We have all heard the idiom “Don’t work for your money; make your money work for you.” This is the very essence of how passive income works. You save, invest, or accumulate money in any way that you can, and then you put it into an asset that throws off cash for you regardless of how you spend your time. However, getting started down this path can be very frustrating at first.
I have previously written on how I first got started saving money, and I used the example that if one were to invest $1,000 in a dividend yielding stock with a yield of 3.5% then they would only receive $35 a year in dividend payments. It can take a lot of work to save $1,000 especially if you are working paycheck to paycheck. To go through all of that work and then be rewarded with a seemingly paltry $35 leads many people to believe that saving money to invest is simply not worth it for them.
It is unfortunate that this phenomenon pops up only during the beginning of the process of accumulating great wealth. What do I mean by this? If you work for a salary of $65,000 a year, and you work it into your budget to save $1,000 a month then your wealth will grow in large part due to your savings. If you start with nothing and invest $1,000 a month for a year at a rate of 10%, then you will end up with about $12,540. The majority of that money came directly from saving $1,000 a month. In fact, $12,000 came from savings and only $540 came from investing it (capital gains, dividends, option premiums, etc…)
If you saved $1,000 a month for 5 years at a rate of 10%, then you would end up with approximately $76,500. Again, the majority of that money has come from you saving directly. $60,000 of it is from savings, and only $16,500 is from investing. This example goes to show that when you first start out to build your future great empire of wealth in your investment account, the majority of the gains in your wealth are seen from direct deposit savings. Your monthly deposit of savings is the essential factor that keeps growing your net worth and not the actual investment returns that so many people believe.

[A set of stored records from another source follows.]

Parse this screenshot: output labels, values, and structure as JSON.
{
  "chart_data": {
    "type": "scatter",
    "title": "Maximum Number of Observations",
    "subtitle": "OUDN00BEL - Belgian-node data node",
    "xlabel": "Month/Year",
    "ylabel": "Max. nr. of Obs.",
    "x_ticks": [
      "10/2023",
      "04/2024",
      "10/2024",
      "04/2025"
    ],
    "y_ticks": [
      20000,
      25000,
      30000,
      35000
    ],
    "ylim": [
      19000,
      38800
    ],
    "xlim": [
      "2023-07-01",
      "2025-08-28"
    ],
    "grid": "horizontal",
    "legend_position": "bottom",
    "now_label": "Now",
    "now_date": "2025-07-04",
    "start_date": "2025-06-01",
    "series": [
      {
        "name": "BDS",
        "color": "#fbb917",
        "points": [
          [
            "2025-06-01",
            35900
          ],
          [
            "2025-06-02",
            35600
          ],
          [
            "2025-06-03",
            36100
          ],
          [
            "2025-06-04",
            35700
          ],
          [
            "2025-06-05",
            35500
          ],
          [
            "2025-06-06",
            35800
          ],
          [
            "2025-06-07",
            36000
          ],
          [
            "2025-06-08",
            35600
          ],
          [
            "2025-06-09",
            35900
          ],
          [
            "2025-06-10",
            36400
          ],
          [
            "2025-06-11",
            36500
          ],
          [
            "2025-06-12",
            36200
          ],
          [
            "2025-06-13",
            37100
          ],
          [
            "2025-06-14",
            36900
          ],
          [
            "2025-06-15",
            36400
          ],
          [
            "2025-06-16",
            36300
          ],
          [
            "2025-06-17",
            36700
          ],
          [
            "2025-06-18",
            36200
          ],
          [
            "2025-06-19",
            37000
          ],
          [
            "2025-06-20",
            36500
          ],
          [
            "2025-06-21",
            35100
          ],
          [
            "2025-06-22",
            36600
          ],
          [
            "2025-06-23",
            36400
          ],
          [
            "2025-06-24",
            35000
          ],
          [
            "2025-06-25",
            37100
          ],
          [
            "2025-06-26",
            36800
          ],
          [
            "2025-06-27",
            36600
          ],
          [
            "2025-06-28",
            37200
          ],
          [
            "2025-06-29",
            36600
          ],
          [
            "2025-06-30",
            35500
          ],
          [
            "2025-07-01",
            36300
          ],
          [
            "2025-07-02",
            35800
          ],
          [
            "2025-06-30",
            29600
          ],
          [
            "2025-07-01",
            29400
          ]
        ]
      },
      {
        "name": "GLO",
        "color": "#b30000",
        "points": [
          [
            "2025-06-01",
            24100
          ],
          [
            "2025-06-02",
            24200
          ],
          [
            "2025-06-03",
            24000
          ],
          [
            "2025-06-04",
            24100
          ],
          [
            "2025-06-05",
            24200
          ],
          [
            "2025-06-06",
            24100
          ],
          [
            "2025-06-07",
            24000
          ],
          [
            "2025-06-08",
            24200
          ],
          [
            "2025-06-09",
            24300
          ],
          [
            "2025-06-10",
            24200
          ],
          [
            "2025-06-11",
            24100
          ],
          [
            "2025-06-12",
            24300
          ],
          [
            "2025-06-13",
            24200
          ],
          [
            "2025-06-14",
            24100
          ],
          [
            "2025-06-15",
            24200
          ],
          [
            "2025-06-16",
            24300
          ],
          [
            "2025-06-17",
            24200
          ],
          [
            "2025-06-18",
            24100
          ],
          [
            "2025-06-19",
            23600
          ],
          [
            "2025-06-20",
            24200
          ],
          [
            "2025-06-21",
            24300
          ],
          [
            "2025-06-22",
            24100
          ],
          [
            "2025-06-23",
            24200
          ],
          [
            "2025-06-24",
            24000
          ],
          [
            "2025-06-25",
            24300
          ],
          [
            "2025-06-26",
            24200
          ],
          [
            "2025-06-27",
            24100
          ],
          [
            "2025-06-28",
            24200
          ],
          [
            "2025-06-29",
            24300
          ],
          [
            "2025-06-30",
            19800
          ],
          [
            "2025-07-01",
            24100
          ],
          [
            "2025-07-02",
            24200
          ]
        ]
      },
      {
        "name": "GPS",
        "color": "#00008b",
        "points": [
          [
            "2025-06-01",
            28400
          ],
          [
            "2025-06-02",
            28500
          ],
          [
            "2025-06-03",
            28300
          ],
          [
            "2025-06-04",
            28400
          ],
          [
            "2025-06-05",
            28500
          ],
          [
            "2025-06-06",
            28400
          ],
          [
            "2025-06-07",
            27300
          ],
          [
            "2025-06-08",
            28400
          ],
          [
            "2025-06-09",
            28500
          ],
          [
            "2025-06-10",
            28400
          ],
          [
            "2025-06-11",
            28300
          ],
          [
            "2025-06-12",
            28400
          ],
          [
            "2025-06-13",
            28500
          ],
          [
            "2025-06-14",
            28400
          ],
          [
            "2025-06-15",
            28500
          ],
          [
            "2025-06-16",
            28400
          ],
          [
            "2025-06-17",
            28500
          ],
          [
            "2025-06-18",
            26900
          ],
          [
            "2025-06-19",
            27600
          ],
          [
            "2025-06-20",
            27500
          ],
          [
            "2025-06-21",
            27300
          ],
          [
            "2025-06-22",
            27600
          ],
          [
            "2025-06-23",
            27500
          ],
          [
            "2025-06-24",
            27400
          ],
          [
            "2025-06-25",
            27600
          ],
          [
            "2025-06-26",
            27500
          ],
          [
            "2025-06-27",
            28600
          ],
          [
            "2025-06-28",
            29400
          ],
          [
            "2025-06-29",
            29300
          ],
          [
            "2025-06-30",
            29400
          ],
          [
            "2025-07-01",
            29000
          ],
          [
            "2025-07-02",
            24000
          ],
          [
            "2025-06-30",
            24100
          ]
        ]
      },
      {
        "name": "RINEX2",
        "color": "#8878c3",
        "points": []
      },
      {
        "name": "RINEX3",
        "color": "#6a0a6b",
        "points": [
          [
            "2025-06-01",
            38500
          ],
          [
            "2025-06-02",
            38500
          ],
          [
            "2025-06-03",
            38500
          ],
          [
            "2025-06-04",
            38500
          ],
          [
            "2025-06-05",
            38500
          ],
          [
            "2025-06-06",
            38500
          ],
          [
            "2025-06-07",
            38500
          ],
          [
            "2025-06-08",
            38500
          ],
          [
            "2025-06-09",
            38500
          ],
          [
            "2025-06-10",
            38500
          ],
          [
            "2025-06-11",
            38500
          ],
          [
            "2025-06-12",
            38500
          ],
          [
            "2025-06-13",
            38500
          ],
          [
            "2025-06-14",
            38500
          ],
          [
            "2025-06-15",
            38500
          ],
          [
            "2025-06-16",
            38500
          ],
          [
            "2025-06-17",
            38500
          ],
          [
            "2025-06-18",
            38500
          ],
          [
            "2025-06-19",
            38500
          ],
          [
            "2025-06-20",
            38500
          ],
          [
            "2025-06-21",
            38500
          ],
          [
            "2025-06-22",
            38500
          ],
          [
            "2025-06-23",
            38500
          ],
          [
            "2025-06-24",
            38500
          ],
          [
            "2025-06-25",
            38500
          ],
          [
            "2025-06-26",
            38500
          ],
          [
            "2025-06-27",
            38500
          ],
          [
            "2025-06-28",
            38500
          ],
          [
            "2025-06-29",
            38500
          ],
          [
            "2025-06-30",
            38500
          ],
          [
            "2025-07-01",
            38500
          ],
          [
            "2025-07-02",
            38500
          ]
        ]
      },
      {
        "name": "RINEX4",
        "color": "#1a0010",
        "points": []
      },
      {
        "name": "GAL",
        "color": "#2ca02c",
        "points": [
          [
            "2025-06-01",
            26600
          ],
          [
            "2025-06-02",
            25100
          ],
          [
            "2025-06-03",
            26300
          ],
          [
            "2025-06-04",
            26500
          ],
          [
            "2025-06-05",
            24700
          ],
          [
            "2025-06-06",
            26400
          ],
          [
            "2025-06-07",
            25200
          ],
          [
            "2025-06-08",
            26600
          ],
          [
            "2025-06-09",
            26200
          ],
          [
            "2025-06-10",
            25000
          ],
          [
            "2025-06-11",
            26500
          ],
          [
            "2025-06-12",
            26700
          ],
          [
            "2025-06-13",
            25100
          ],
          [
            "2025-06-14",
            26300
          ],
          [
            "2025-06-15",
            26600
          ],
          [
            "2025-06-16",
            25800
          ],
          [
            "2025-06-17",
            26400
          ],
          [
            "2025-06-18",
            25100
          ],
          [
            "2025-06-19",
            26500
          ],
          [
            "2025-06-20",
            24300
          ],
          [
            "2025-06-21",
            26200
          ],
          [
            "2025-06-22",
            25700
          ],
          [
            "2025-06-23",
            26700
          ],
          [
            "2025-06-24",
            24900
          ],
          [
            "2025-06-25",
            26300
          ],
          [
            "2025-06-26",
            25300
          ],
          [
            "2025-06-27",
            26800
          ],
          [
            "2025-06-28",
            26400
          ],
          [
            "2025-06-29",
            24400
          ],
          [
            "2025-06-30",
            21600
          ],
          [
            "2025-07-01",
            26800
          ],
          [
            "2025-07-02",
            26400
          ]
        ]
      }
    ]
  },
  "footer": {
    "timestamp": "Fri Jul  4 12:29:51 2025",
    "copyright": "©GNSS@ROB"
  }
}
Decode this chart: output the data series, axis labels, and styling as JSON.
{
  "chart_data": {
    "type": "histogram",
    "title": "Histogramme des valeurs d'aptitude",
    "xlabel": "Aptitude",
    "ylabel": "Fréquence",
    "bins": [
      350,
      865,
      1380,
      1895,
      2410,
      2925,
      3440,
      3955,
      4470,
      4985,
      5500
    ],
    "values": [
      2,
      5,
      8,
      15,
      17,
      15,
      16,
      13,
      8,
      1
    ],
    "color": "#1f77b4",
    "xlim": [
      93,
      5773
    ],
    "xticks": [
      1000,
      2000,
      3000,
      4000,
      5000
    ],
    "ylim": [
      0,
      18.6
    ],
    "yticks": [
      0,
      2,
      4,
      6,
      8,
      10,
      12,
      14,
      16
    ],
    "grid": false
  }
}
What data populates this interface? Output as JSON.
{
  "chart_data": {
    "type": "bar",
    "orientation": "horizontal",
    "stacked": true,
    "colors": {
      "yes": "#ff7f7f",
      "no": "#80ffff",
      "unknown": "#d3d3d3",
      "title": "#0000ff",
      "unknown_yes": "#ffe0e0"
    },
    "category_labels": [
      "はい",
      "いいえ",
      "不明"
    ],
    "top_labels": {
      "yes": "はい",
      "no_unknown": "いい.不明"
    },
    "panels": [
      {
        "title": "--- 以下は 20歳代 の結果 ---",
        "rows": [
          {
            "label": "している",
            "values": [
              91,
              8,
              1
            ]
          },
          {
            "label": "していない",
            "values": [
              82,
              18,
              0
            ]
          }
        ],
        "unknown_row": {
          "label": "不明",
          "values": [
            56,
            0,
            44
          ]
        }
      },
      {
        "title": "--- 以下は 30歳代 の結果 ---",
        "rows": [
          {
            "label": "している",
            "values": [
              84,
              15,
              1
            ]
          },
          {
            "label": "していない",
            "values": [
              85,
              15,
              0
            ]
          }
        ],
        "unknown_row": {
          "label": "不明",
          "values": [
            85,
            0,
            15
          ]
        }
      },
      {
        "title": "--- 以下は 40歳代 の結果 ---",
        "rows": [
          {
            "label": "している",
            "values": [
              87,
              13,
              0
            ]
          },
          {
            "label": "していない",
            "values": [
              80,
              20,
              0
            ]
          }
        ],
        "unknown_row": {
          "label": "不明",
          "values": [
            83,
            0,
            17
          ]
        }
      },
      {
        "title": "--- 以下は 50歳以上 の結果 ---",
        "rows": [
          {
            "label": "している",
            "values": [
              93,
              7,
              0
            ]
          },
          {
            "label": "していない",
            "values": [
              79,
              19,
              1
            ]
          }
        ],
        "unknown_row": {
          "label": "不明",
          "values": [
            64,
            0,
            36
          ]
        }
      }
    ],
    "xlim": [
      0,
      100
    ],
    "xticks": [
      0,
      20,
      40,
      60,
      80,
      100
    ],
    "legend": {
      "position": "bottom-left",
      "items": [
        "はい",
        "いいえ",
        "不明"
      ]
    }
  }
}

Savings is the gunpowder and big stick early on in the game of building wealth. It is one of the most important things when you first start out. Consistently saving is more important than chasing yield or maximizing returns the first few years of wealth building. Now let’s take a look at the later years, the years that everyone imagines when they first start out. Let us say that you have worked hard and maintained your plan of saving $1,000 a month for 30 years at an assumed rate of 10%. You would have accumulated right around $2,060,000. Of that total about $360,000 is from savings and about $1,700,000 is from investing. Whoa. What a complete turnaround right?
The amount of money from savings is dwarfed by the amount of investment gains made from the initial savings. In fact if you were to gain 10% on your $2,260,500 the next year, you would make about $226,050. At this point you really do not need to save that $1,000 month for your investment account. The savings have now become largely insignificant in comparison to the sums of money you are now working with. You could choose to spend that savings every year on a new car payment, new wardrobe, exotic vacation, home renovations, et cetera. Later on in the game of building wealth, saving money every month is not as important as the amount of money you are earning from your investments.
The lesson to learn here is that your main goal when you first start saving money is not to focus on your returns. I have seen too many people get discouraged by their $35 dividend payment earned from their $1,000 and simply give up on building wealth. If they only knew that dividend payments were the least of their concerns and consistent savings was the main priority, then they may have continued on and fought through the hard times of building a capital base to work with. The first $1,000, $10,000, and $100,000 are by far the hardest milestones to meet. This is because reaching these milestones relies on savings for most people. After $100,000 you begin to have very meaningful returns from your capital base built by savings. This is why many people regard $100,000 as the tipping point in wealth creation. Do not get discouraged when you first start the journey of attaining great wealth for it is the hardest part for most. Stay strong and continue to build your capital base, so that one day your capital base can take over and start working for you!